BlockingCollection<byte[]> queue = new BlockingCollection<byte[]>();

// in socket-writing thread, read from the queue and send the messages:

foreach (byte[] message in queue.GetConsumingEnumerable())
{
    // just an example... obviously you'd need error handling and stuff here
    socket.Send(message);
}

// in the other threads, just enqueue messages to be sent:

queue.Add(someMessage);

The BlockingCollection will handle all synchronization. You can also enforce a maximum queue length and other fun things.

While similar to Porges answer it differs a bit in implementation.

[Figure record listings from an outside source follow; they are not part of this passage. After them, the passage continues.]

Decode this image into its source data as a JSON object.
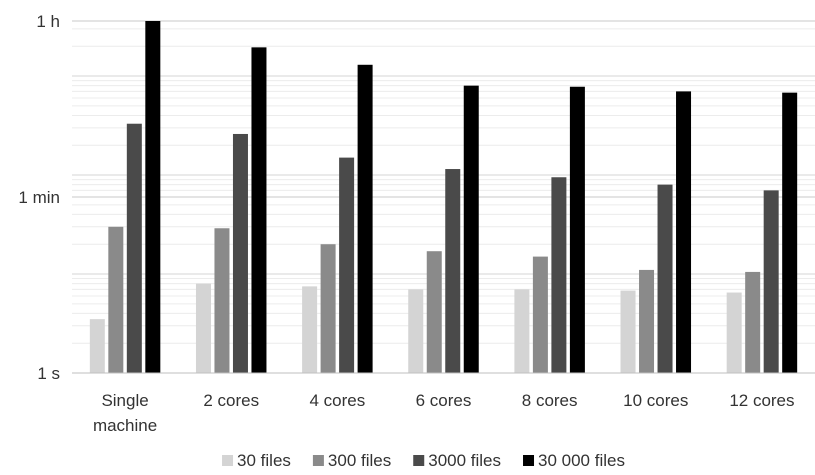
{
  "chart_data": {
    "type": "bar",
    "scale": "log",
    "unit": "seconds",
    "y_ticks": [
      {
        "value": 1,
        "label": "1 s"
      },
      {
        "value": 60,
        "label": "1 min"
      },
      {
        "value": 3600,
        "label": "1 h"
      }
    ],
    "ylim": [
      1,
      3600
    ],
    "grid": true,
    "legend_position": "bottom",
    "categories": [
      [
        "Single",
        "machine"
      ],
      [
        "2 cores"
      ],
      [
        "4 cores"
      ],
      [
        "6 cores"
      ],
      [
        "8 cores"
      ],
      [
        "10 cores"
      ],
      [
        "12 cores"
      ]
    ],
    "series": [
      {
        "name": "30 files",
        "color": "#d4d4d4",
        "values": [
          3.5,
          8,
          7.5,
          7,
          7,
          6.8,
          6.5
        ]
      },
      {
        "name": "300 files",
        "color": "#8a8a8a",
        "values": [
          30,
          29,
          20,
          17,
          15,
          11,
          10.5
        ]
      },
      {
        "name": "3000 files",
        "color": "#4a4a4a",
        "values": [
          330,
          260,
          150,
          115,
          95,
          80,
          70
        ]
      },
      {
        "name": "30 000 files",
        "color": "#000000",
        "values": [
          3600,
          1950,
          1300,
          800,
          780,
          700,
          680
        ]
      }
    ]
  }
}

First, I usually don't queue the bytes to send, but objects and seralize them in the sending thread but I guess that's a matter of taste. But the bigger difference is in the use of ConcurrentQueues (in addition to the BlockingCollection). So I'd end up with code similar to

        BlockingCollection<Packet> sendQueue = new BlockingCollection<Packet>(new ConcurrentQueue<Packet>());
        while (true)
        {
            var packet = sendQueue.Take(); //this blocks if there are no items in the queue.
            SendPacket(packet); //Send your packet here.
        }

The key-take away here is that you have one thread which loops this code, and all other threads can add to the queue in a thread-safe way (both, BlockingCollection and ConcurrentQueue are thread-safe)

have a look at Processing a queue of items asynchronously in C# where I answered a similar question.

I don't know C#, but what I would do is have the event trigger the socket manager to start pulling from the queue and write things out one at a time. If it is already going the trigger won't do anything, and once there is nothing in the queue, it stops.

This solves the problem of two threads writing to the queue simultaneously because the second event would be a no-op.

You could have a thread-safe queue that all your worker thread write their results to. Then have another thread that polls the queue and sends results when it sees them waiting.